Figure 5:. Associations between spontaneously active reservoirs and HIV-specific CD4⁺ and CD8⁺ T cell responses.

(A) Net magnitude of HIV-specific CD4⁺ and CD8⁺ T cells by AIM assay. (B) Heat map reporting the associations between AIM⁺ CD4⁺ and CD8⁺ T responses and integrated DNA, inducible and spontaneous reservoirs. (C-E) Correlations between net AIM⁺ CD4⁺ responses and (C) integrated DNA, (D) inducible reservoirs, (E) spontaneous reservoirs. (F) Correlation between net AIM⁺ CD8⁺ T cell responses and spontaneous reservoirs. (G) Net magnitude of HIV-specific CD4⁺ and CD8⁺ T cells defined by the ICS. (H) Heat map reporting the associations between cytokine⁺ CD4⁺ and CD8⁺ T responses and integrated DNA, inducible and spontaneous reservoirs. (A,B,G,H) Peptide pools used to stimulate PMBCs are indicated. “HIV” responses were inferred by the sum of Gag, Pol, Env, and Nef net responses. In A and G, net magnitudes after background subtraction are shown. The bars indicate the median, and the error bars illustrate the interquartile range. The results from a Friedman test are shown above. In B and H, R and p (Spearman) values are shown. p <0.05, ** p <0.01, *** p <0.001. N=16 (1 participant had <5 vRNA⁺ cells, therefore could not be phenotyped).

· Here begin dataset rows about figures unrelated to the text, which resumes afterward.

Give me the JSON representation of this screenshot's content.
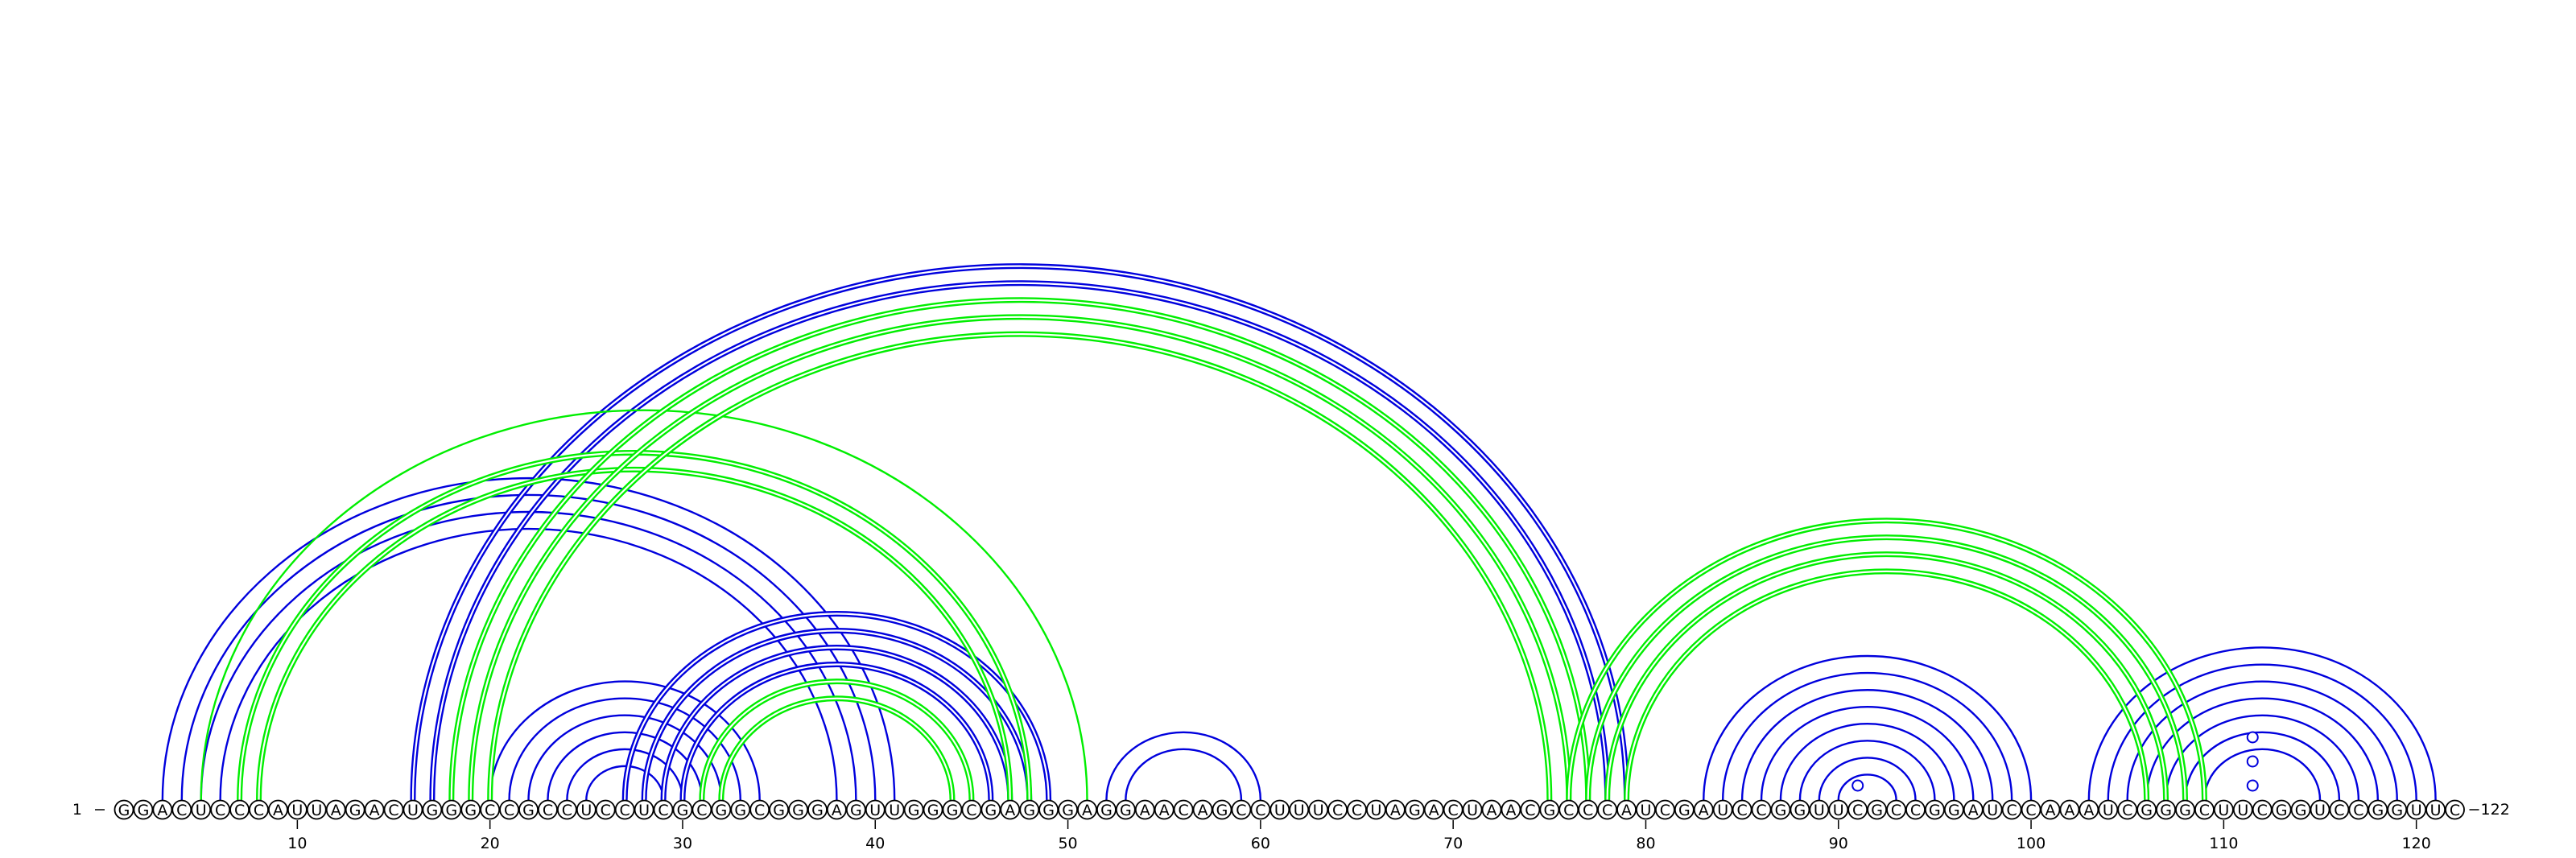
{
  "diagram": {
    "type": "rna-arc-diagram",
    "sequence": "GGACUCCCAUUAGACUGGGCCGCCUCCUCGCGGCGGGAGUUGGGCGAGGGAGGAACAGCCUUUCCUAGACUAACGCCCAUCGAUCCGGUUCGCCGGAUCCAAAUCGGGCUUCGGUCCGGUUC",
    "start_label": "1",
    "end_label": "122",
    "tick_labels": [
      "10",
      "20",
      "30",
      "40",
      "50",
      "60",
      "70",
      "80",
      "90",
      "100",
      "110",
      "120"
    ],
    "colors": {
      "blue": "#0000dd",
      "green": "#00ee00"
    },
    "arc_groups": [
      {
        "color": "blue",
        "style": "thin",
        "opening": [
          3,
          4,
          5,
          6
        ],
        "closing": [
          41,
          40,
          39,
          38
        ]
      },
      {
        "color": "blue",
        "style": "double",
        "opening": [
          16,
          17
        ],
        "closing": [
          79,
          78
        ]
      },
      {
        "color": "blue",
        "style": "thin",
        "opening": [
          20,
          21,
          22,
          23,
          24,
          25
        ],
        "closing": [
          34,
          33,
          32,
          31,
          30,
          29
        ]
      },
      {
        "color": "blue",
        "style": "double",
        "opening": [
          27,
          28,
          29,
          30
        ],
        "closing": [
          49,
          48,
          47,
          46
        ]
      },
      {
        "color": "blue",
        "style": "thin",
        "opening": [
          52,
          53
        ],
        "closing": [
          60,
          59
        ]
      },
      {
        "color": "blue",
        "style": "thin",
        "opening": [
          83,
          84,
          85,
          86,
          87,
          88,
          89,
          90
        ],
        "closing": [
          100,
          99,
          98,
          97,
          96,
          95,
          94,
          93
        ]
      },
      {
        "color": "blue",
        "style": "thin",
        "opening": [
          103,
          104,
          105,
          106,
          107,
          108,
          109
        ],
        "closing": [
          121,
          120,
          119,
          118,
          117,
          116,
          115
        ]
      },
      {
        "color": "green",
        "style": "thin",
        "opening": [
          5
        ],
        "closing": [
          51
        ]
      },
      {
        "color": "green",
        "style": "double",
        "opening": [
          7,
          8
        ],
        "closing": [
          48,
          47
        ]
      },
      {
        "color": "green",
        "style": "double",
        "opening": [
          18,
          19,
          20
        ],
        "closing": [
          77,
          76,
          75
        ]
      },
      {
        "color": "green",
        "style": "double",
        "opening": [
          31,
          32
        ],
        "closing": [
          45,
          44
        ]
      },
      {
        "color": "green",
        "style": "double",
        "opening": [
          76,
          77,
          78,
          79
        ],
        "closing": [
          109,
          108,
          107,
          106
        ]
      }
    ],
    "loop_markers": [
      91,
      112,
      112,
      112
    ]
  }
}
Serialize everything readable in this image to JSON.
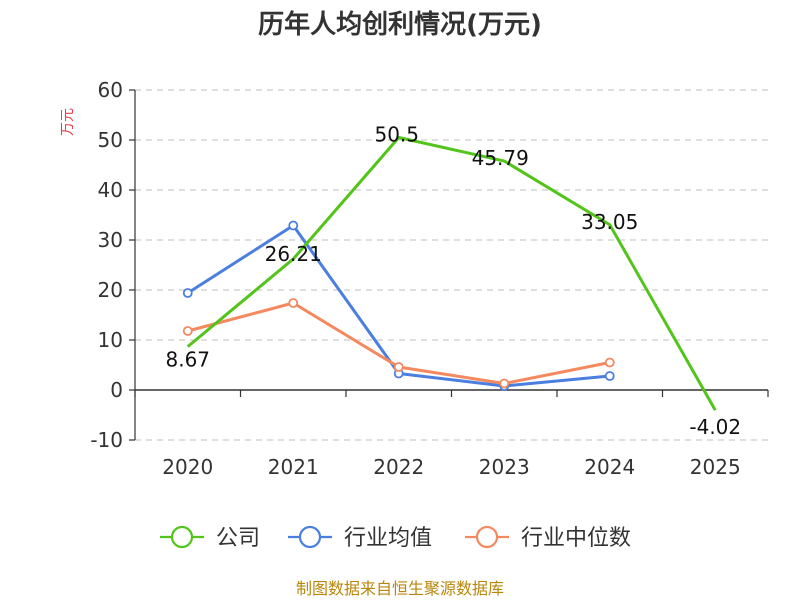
{
  "chart_data": {
    "type": "line",
    "title": "历年人均创利情况(万元)",
    "ylabel": "万元",
    "xlabel": "",
    "categories": [
      "2020",
      "2021",
      "2022",
      "2023",
      "2024",
      "2025"
    ],
    "ylim": [
      -10,
      60
    ],
    "yticks": [
      60,
      50,
      40,
      30,
      20,
      10,
      0,
      -10
    ],
    "grid": true,
    "legend_position": "bottom",
    "series": [
      {
        "name": "公司",
        "color": "#52c41a",
        "values": [
          8.67,
          26.21,
          50.5,
          45.79,
          33.05,
          -4.02
        ],
        "labels": [
          "8.67",
          "26.21",
          "50.5",
          "45.79",
          "33.05",
          "-4.02"
        ]
      },
      {
        "name": "行业均值",
        "color": "#4a7fe0",
        "values": [
          19.4,
          32.9,
          3.3,
          0.8,
          2.8,
          null
        ]
      },
      {
        "name": "行业中位数",
        "color": "#f4895f",
        "values": [
          11.8,
          17.4,
          4.6,
          1.3,
          5.5,
          null
        ]
      }
    ]
  },
  "source": "制图数据来自恒生聚源数据库"
}
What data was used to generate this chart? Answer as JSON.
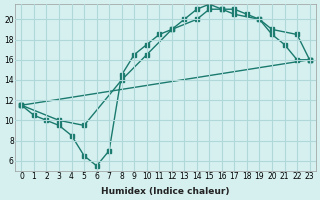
{
  "xlabel": "Humidex (Indice chaleur)",
  "ylabel": "",
  "background_color": "#d6f0f0",
  "grid_color": "#b0d8d8",
  "line_color": "#1a7a6e",
  "xlim": [
    -0.5,
    23.5
  ],
  "ylim": [
    5,
    21.5
  ],
  "yticks": [
    6,
    8,
    10,
    12,
    14,
    16,
    18,
    20
  ],
  "xticks": [
    0,
    1,
    2,
    3,
    4,
    5,
    6,
    7,
    8,
    9,
    10,
    11,
    12,
    13,
    14,
    15,
    16,
    17,
    18,
    19,
    20,
    21,
    22,
    23
  ],
  "line1_x": [
    0,
    1,
    2,
    3,
    4,
    5,
    6,
    7,
    8,
    9,
    10,
    11,
    12,
    13,
    14,
    15,
    16,
    17,
    18,
    19,
    20,
    21,
    22,
    23
  ],
  "line1_y": [
    11.5,
    10.5,
    10,
    9.5,
    8.5,
    6.5,
    5.5,
    7,
    14.5,
    16.5,
    17.5,
    18.5,
    19,
    20,
    21,
    21.5,
    21,
    21,
    20.5,
    20,
    18.5,
    17.5,
    16,
    16
  ],
  "line2_x": [
    0,
    3,
    5,
    8,
    10,
    12,
    14,
    15,
    16,
    17,
    19,
    20,
    22,
    23
  ],
  "line2_y": [
    11.5,
    10,
    9.5,
    14,
    16.5,
    19,
    20,
    21,
    21,
    20.5,
    20,
    19,
    18.5,
    16
  ],
  "line3_x": [
    0,
    23
  ],
  "line3_y": [
    11.5,
    16
  ]
}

Figure 6:. A subset of active reservoirs display strong links to HIV-specific CD4⁺ and CD8⁺ T cell responses.

(A) Global Uniform manifold approximation and projection (UMAP) for dimension reduction map of HIV-specific AIM⁺ CD4 T cells. 15 clusters were identified and regrouped in 6 superclusters. (B) Median proportions of each cluster, regrouped by superclusters. (C-D) Heat map showing correlations between (C) vRNA⁺ cluster frequencies and net magnitudes of AIM⁺ CD4⁺, regrouped by superclusters, or (D) vRNA⁺ cluster frequencies and net magnitudes of AIM⁺ CD8⁺ T cells. P values from Spearman test are shown, with significance underneath. * : p <0.05, ** p <0.01, *** p <0.001. (E-F) Correlations between the inducible or spontaneous vRNA⁺ reservoir and the magnitude of cells in (E) AIM⁺ HIV-specific CCR6⁺ CD4⁺ T supercluster, (F) AIM⁺ HIV-specific CXCR3⁺ CD4⁺ T supercluster. (G-H) Correlations between the inducible or spontaneous p24⁺ reservoir and the magnitude of cells in (G) total AIM⁺ HIV-specific CD4⁺, and (H) total AIM⁺ HIV-specific CD8⁺ T cells. Spearman tests were performed. R and p values are shown. (IJ) Histogram comparing median HIV-specific AIM⁺ (I) CD4 and (J) CD8 T responses in people where p24⁺ cells were detectable in peripheral blood (n=5) or were not (n=11). Mann-Whitney tests are shown above. Error bars indicate the interquartile range. N=16 (1 participant had <5 vRNA⁺ cells, therefore could not be phenotyped).